Sarah's breath hitched, her heart momentarily caught in the trap of nostalgia. Opening the cover released a faint scent of antiseptic, a ghost of hospital corridors and sterile rooms. The first page crackled under her trembling fingers, yellowed with age but still holding the meticulous notes of doctors who had once been stewards of hope.

Her eyes flitted across the lines—dates, measurements, medical terms that had become an unwanted part of her vocabulary. Each entry was a stepping stone in Victoria's daunting journey, reminders of battles fought and small victories celebrated in hushed tones so as not to tempt fate.

"Little bird," Sarah whispered again, the endearment mingling with the mustiness of the paper.
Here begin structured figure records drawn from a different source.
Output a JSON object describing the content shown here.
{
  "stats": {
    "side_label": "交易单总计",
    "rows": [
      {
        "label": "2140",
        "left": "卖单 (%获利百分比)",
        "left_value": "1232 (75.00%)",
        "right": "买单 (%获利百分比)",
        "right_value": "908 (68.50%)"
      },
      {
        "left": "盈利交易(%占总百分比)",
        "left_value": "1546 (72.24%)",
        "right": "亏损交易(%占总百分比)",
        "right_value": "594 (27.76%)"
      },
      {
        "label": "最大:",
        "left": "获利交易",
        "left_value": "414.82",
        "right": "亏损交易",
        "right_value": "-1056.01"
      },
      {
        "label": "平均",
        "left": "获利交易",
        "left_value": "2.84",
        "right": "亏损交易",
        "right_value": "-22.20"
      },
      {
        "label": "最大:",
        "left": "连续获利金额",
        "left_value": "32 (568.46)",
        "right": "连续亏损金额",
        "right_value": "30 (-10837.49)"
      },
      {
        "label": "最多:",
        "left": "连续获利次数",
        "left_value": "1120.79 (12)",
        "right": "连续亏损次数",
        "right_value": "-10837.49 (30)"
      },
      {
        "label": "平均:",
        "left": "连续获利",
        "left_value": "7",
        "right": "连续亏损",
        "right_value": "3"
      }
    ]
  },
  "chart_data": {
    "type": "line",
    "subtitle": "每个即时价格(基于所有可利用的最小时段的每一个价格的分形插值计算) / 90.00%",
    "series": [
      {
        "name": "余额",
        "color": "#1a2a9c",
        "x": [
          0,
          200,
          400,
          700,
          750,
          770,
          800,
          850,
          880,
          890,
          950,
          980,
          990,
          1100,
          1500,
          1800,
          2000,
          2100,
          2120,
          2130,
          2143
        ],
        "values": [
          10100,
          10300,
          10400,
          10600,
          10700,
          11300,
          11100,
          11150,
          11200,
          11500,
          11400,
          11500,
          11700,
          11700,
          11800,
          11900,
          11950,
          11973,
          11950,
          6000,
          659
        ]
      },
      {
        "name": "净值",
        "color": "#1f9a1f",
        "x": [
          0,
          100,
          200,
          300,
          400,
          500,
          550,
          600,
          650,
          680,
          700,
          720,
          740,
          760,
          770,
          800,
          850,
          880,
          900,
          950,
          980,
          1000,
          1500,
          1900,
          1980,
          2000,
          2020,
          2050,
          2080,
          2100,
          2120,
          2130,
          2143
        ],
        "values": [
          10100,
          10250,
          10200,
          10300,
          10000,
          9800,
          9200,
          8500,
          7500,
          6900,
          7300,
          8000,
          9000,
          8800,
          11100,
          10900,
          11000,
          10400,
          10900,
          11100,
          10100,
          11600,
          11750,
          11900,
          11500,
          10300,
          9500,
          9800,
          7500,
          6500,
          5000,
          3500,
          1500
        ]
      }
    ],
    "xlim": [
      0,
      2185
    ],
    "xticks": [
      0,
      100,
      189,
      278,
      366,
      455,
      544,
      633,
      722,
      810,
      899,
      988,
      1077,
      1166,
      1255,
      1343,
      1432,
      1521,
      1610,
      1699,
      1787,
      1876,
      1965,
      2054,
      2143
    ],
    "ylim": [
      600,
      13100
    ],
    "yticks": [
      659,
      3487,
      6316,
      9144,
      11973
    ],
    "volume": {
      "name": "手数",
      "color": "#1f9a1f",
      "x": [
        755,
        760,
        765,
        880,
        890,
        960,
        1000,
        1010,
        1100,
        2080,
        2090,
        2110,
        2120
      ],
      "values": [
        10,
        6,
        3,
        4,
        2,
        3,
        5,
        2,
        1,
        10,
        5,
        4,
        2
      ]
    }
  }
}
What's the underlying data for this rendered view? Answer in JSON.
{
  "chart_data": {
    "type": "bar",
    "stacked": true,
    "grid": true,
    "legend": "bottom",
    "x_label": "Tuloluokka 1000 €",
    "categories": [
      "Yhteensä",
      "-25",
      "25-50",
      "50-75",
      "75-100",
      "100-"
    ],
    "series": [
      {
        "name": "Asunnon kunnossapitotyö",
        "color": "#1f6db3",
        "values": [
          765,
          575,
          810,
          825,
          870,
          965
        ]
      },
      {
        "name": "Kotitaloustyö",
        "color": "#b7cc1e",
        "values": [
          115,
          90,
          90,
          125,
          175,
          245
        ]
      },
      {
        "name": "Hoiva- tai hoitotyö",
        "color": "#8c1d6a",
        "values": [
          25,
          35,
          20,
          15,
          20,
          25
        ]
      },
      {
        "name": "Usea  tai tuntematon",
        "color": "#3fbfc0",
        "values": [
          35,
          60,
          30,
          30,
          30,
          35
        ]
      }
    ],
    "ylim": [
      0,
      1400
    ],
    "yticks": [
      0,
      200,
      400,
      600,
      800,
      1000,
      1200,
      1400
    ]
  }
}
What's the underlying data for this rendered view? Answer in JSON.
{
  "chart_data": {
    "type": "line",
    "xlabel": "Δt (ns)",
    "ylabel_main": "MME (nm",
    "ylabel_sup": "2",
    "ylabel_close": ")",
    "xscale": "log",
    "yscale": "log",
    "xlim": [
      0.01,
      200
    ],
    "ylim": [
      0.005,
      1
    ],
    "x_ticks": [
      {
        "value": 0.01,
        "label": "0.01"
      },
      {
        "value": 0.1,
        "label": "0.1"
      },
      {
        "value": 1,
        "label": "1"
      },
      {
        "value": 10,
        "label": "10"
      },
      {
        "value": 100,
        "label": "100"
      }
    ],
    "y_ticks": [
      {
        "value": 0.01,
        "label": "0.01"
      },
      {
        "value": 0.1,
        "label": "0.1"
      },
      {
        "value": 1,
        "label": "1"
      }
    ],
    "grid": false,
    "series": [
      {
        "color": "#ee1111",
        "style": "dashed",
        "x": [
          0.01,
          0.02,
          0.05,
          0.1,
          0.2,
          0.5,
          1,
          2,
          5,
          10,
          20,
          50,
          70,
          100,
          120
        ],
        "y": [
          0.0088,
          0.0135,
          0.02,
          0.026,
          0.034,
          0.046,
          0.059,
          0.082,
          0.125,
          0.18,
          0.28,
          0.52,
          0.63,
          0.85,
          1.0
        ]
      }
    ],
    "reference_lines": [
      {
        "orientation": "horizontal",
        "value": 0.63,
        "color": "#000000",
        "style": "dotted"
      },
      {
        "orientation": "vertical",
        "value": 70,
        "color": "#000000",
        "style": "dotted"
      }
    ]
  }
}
How many times had she prayed for a miracle? And still, the answers seemed as elusive as the cure that danced just beyond their reach.

Absorbed in the journal's contents, Sarah found herself traveling back to those early days of uncertainty when every cough or fever sent them hurtling toward the emergency room, hearts thrumming with fear. The past clung to her, a tapestry of memories woven through with threads of sorrow and resilience.

In the dim light of the office, with shadows encroaching upon her solitude, Sarah continued to leaf through her daughter's medical history—a chronicle of struggle and strength that was both intimately familiar and unfathomably distant.